Data: 2009-09-17 19:45:37
Temat: Re: derenowscy - kluc czy rozgniatac
Od: Kresowiec <i...@t...de>
Pokaż wszystkie nagłówki
pluton schrieb:
> Pamietaj o ponakluwaniu drewniana wykalaczka przed zalaniem spirytkiem.
>
> pozdrawiam
> pluton
>
Plutonie kochany, to moze ja Tobie podrzuce ze dwa wiaderka do
ponakluwania? Kiedy jeszcze zbieralem derenie nad Wezera i uzbieralo sie
tego kilo, to siedzialem i nakluwalem, bo tak panny apteczkowe drzewiej
robily. Ale dzis to ja jestem pan na dereniach i to cala geba, bo jak
wracam z ogrodu, to rece sie od tych dereniow urywaja.
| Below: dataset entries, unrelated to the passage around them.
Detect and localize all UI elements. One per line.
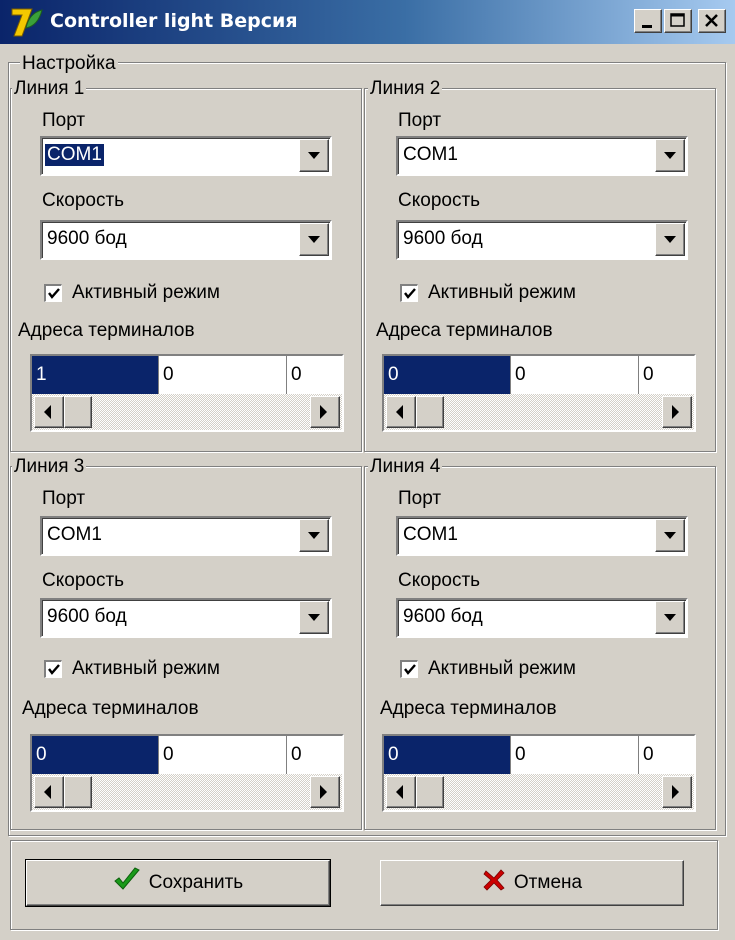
line-4-port-select[interactable]: COM1 [396, 516, 688, 556]
line-2-port-label: Порт [398, 110, 442, 131]
line-4-speed-value: 9600 бод [403, 606, 483, 627]
save-button[interactable]: Сохранить [25, 859, 331, 907]
address-cell[interactable]: 0 [384, 736, 511, 774]
line-4-port-value: COM1 [403, 524, 458, 545]
line-2-addresses-grid[interactable]: 0 0 0 [382, 354, 696, 432]
x-icon [482, 868, 506, 898]
line-3-port-label: Порт [42, 488, 86, 509]
settings-group-label: Настройка [20, 53, 118, 74]
line-4-horizontal-scrollbar[interactable] [384, 774, 694, 810]
address-cell[interactable]: 0 [639, 736, 694, 774]
line-3-title: Линия 3 [12, 456, 87, 477]
line-1-speed-dropdown-button[interactable] [299, 223, 329, 256]
line-4-active-label: Активный режим [428, 658, 576, 679]
line-2-horizontal-scrollbar[interactable] [384, 394, 694, 430]
line-1-title: Линия 1 [12, 78, 87, 99]
scroll-left-button[interactable] [386, 396, 416, 428]
scroll-thumb[interactable] [416, 396, 444, 428]
scroll-thumb[interactable] [64, 396, 92, 428]
scroll-right-button[interactable] [662, 396, 692, 428]
line-2-speed-select[interactable]: 9600 бод [396, 220, 688, 260]
maximize-button[interactable] [664, 9, 692, 33]
minimize-button[interactable] [634, 9, 662, 33]
cancel-button-label: Отмена [513, 872, 583, 893]
line-3-speed-label: Скорость [42, 570, 125, 591]
address-cell[interactable]: 1 [32, 356, 159, 394]
line-3-addresses-label: Адреса терминалов [22, 698, 199, 719]
line-2-port-value: COM1 [403, 144, 458, 165]
cancel-button[interactable]: Отмена [380, 860, 684, 906]
line-2-active-label: Активный режим [428, 282, 576, 303]
line-3-speed-value: 9600 бод [47, 606, 127, 627]
app-7-icon[interactable] [10, 6, 44, 38]
scroll-right-button[interactable] [662, 776, 692, 808]
line-4-title: Линия 4 [368, 456, 443, 477]
line-3-speed-select[interactable]: 9600 бод [40, 598, 332, 638]
scroll-left-button[interactable] [386, 776, 416, 808]
line-2-speed-dropdown-button[interactable] [655, 223, 685, 256]
line-2-title: Линия 2 [368, 78, 443, 99]
window-title: Controller light Версия [50, 10, 298, 32]
address-cell[interactable]: 0 [511, 356, 639, 394]
line-2-speed-value: 9600 бод [403, 228, 483, 249]
line-1-port-label: Порт [42, 110, 86, 131]
line-1-active-checkbox[interactable] [44, 284, 62, 302]
line-2-active-checkbox[interactable] [400, 284, 418, 302]
line-3-active-label: Активный режим [72, 658, 220, 679]
line-3-port-select[interactable]: COM1 [40, 516, 332, 556]
save-button-label: Сохранить [148, 872, 244, 893]
scroll-left-button[interactable] [34, 396, 64, 428]
line-1-horizontal-scrollbar[interactable] [32, 394, 342, 430]
line-1-addresses-label: Адреса терминалов [18, 320, 195, 341]
line-4-active-checkbox[interactable] [400, 660, 418, 678]
line-1-port-dropdown-button[interactable] [299, 139, 329, 172]
line-2-speed-label: Скорость [398, 190, 481, 211]
line-4-speed-select[interactable]: 9600 бод [396, 598, 688, 638]
scroll-right-button[interactable] [310, 396, 340, 428]
line-1-port-value: COM1 [45, 144, 104, 166]
line-1-speed-label: Скорость [42, 190, 125, 211]
address-cell[interactable]: 0 [159, 356, 287, 394]
scroll-right-button[interactable] [310, 776, 340, 808]
line-1-addresses-grid[interactable]: 1 0 0 [30, 354, 344, 432]
line-1-active-label: Активный режим [72, 282, 220, 303]
line-2-port-dropdown-button[interactable] [655, 139, 685, 172]
scroll-thumb[interactable] [416, 776, 444, 808]
line-3-port-value: COM1 [47, 524, 102, 545]
line-3-speed-dropdown-button[interactable] [299, 601, 329, 634]
address-cell[interactable]: 0 [287, 736, 342, 774]
line-3-active-checkbox[interactable] [44, 660, 62, 678]
address-cell[interactable]: 0 [32, 736, 159, 774]
line-1-speed-select[interactable]: 9600 бод [40, 220, 332, 260]
line-4-speed-dropdown-button[interactable] [655, 601, 685, 634]
line-3-port-dropdown-button[interactable] [299, 519, 329, 552]
line-2-port-select[interactable]: COM1 [396, 136, 688, 176]
checkmark-icon [113, 867, 141, 899]
line-3-horizontal-scrollbar[interactable] [32, 774, 342, 810]
line-4-addresses-grid[interactable]: 0 0 0 [382, 734, 696, 812]
close-button[interactable] [698, 9, 726, 33]
scroll-left-button[interactable] [34, 776, 64, 808]
address-cell[interactable]: 0 [159, 736, 287, 774]
line-3-addresses-grid[interactable]: 0 0 0 [30, 734, 344, 812]
line-4-speed-label: Скорость [398, 570, 481, 591]
scroll-thumb[interactable] [64, 776, 92, 808]
line-4-port-dropdown-button[interactable] [655, 519, 685, 552]
address-cell[interactable]: 0 [511, 736, 639, 774]
address-cell[interactable]: 0 [639, 356, 694, 394]
line-1-speed-value: 9600 бод [47, 228, 127, 249]
line-4-port-label: Порт [398, 488, 442, 509]
line-2-addresses-label: Адреса терминалов [376, 320, 553, 341]
line-1-port-select[interactable]: COM1 [40, 136, 332, 176]
address-cell[interactable]: 0 [384, 356, 511, 394]
address-cell[interactable]: 0 [287, 356, 342, 394]
title-bar[interactable]: Controller light Версия [0, 0, 735, 44]
line-4-addresses-label: Адреса терминалов [380, 698, 557, 719]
I pewnie
siedzialbym jak te panny z dawnych dobrych czasow, gdyby nie sarmacka
fantazja. Ja to, kochanienki wrzucam porcjami derenie do wysokiego
garnka i rozgniatam je tluczkiem do kartofli. Po czym wrzcam do sloja i
zalewam 70% spirytusem. Moja nalewke pili ludzie, ktorzy pierwsze
nalewki z derenia kosztowali juz przed wojna i twierdza z cala powaga,
ze moja im nie ustepuje. Ale ja tez mlodszej niz 4 letniej nie podaje.